Festive Athenians, take heart: The Downtown Parade of Lights is back and merry as ever.
Brave the chill on Thursday, Dec. 2 at 7 p.m. to watch approximately 50 floats from organizations around the community—among them the Clarke Central and Cedar Shoals High School marching bands, the Classic City Roller Girls and, of course, Santa—travel through downtown. As a result of construction on Clayton Street, the parade is scaled down and will follow an alternate route that is expected to yield a quicker procession.
This year’s theme is a “superhero holiday.” Rather than just one grand marshal, two nurses will serve and lead the procession in honor of Athens’ own health-care heroes. St. Mary’s Hospital selected Luke Duncan, a registered nurse in the Neurosciences Critical Care Unit, and Piedmont Athens Regional Hospital chose Laura Breckenridge, a registered nurse in the Cardiac Telemetry Unit.
“These are real life superheroes who have served the community and have been working so hard to keep us healthy,” said Cathy Padgett, community relations specialist for Athens-Clarke County Leisure Services. “It just seemed really appropriate this year as we continue to battle COVID-19.”
Participants and spectators are also encouraged to pay tribute to heroes, real or fictional.
The absence of the Parade of Lights last year left a void for those who ring in the holiday season with the festivity. Padgett was frequently asked if there would be a parade, and when she had to say no because of COVID-19, the reaction was one of chagrin. “They understood, but it was still disappointing,” Padgett said.
This year, Athens’ close-knit charm is back on display, an important reminder amid the city’s rapid growth. “We have all these apartment buildings and all this stuff going up around us, but you can really capture that small town feel when you have a parade that brings in people from all across the community,” Padgett said. “We have school groups; we have businesses; we have twirlers; we have high school bands. It just gives it that real sense of community, and it’s really something Athens needs.”

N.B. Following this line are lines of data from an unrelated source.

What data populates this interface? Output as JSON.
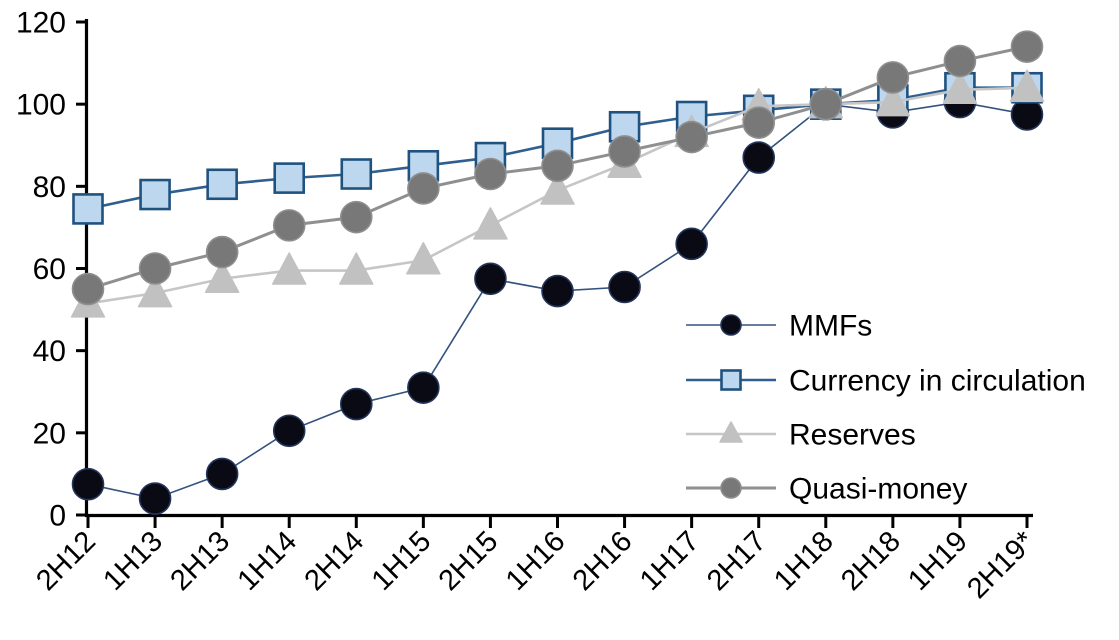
{
  "chart_data": {
    "type": "line",
    "title": "",
    "xlabel": "",
    "ylabel": "",
    "categories": [
      "2H12",
      "1H13",
      "2H13",
      "1H14",
      "2H14",
      "1H15",
      "2H15",
      "1H16",
      "2H16",
      "1H17",
      "2H17",
      "1H18",
      "2H18",
      "1H19",
      "2H19*"
    ],
    "series": [
      {
        "name": "MMFs",
        "values": [
          7.5,
          4,
          10,
          20.5,
          27,
          31,
          57.5,
          54.5,
          55.5,
          66,
          87,
          100,
          98,
          100.5,
          97.5
        ],
        "marker": "circle",
        "line_color": "#33527E",
        "line_width": 1.6,
        "marker_fill": "#0A0A14",
        "marker_stroke": "#24355C",
        "marker_size": 31
      },
      {
        "name": "Currency in circulation",
        "values": [
          74.5,
          78,
          80.5,
          82,
          83,
          85,
          87,
          90.5,
          94.5,
          97,
          98.5,
          100,
          101,
          104,
          104
        ],
        "marker": "square",
        "line_color": "#2E5F8F",
        "line_width": 2.6,
        "marker_fill": "#BDD7EE",
        "marker_stroke": "#20527F",
        "marker_size": 29
      },
      {
        "name": "Reserves",
        "values": [
          51.5,
          54,
          57.5,
          59.5,
          59.5,
          62,
          70.5,
          79,
          85.5,
          93,
          99.5,
          100,
          100.5,
          103.5,
          104
        ],
        "marker": "triangle",
        "line_color": "#C6C6C6",
        "line_width": 2.6,
        "marker_fill": "#C1C1C1",
        "marker_stroke": "#C1C1C1",
        "marker_size": 33
      },
      {
        "name": "Quasi-money",
        "values": [
          55,
          60,
          64,
          70.5,
          72.5,
          79.5,
          83,
          85,
          88.5,
          92,
          95.5,
          100,
          106.5,
          110.5,
          114
        ],
        "marker": "circle",
        "line_color": "#8F8F8F",
        "line_width": 3,
        "marker_fill": "#787878",
        "marker_stroke": "#8F8F8F",
        "marker_size": 31
      }
    ],
    "ylim": [
      0,
      120
    ],
    "ytick_step": 20,
    "yticks": [
      0,
      20,
      40,
      60,
      80,
      100,
      120
    ],
    "grid": false,
    "legend_position": "inside-right-middle",
    "axis_color": "#000000"
  }
}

Though COVID-19 cases in Athens have dipped in recent weeks, safety is still a priority. In addition to the procession being an entirely outdoor event, participating organizations are encouraged to social distance as they prepare their floats and will not be throwing candy. But don’t fret—Santa will still conclude the parade by lighting the Christmas tree in front of City Hall, per tradition. As a bonus for parade-goers, parking in the West Washington Street, College Avenue and courthouse decks is free for two hours through Christmas Eve.
The entire Leisure Services Department will be very busy with various roles come parade night.
“We have our staff lining up floats. We have staff working the sound system. We have just so much activity going on. It’s just really great for our department’s staff to all be out there again working together,” Padgett said. “We’re really glad that the [COVID-19 case] numbers are at the point that we can have this event, and we just look forward to people having a great time.”
In preparation for the parade, the Washington Street and College Avenue intersection will close to traffic at 2 p.m., Hancock Street along the assembly area will close at 3 p.m., and the rest of the route, including Pulaski, Lumpkin and Thomas Streets, will close at 6:30 p.m.
Athens is in no shortage of festive activities to supplement the parade. The State Botanical Garden of Georgia is opening its inaugural holiday lights show on Dec. 1, along with a holiday market. The half-mile trail will be open each evening through Jan. 9. Tickets are $15, with children age 3 and under free, and are available at wonderlights.uga.edu.
In addition, the Lyndon House Arts Center is hosting holiday markets on Saturdays throughout December, and the Athens Welcome Center is hosting a holiday wreath workshop on Dec. 2 with The Petal Exchange. The Classic Center opened for ice skating on Nov. 26, and Santa will stop by for breakfast and to collect toy orders on Dec. 4.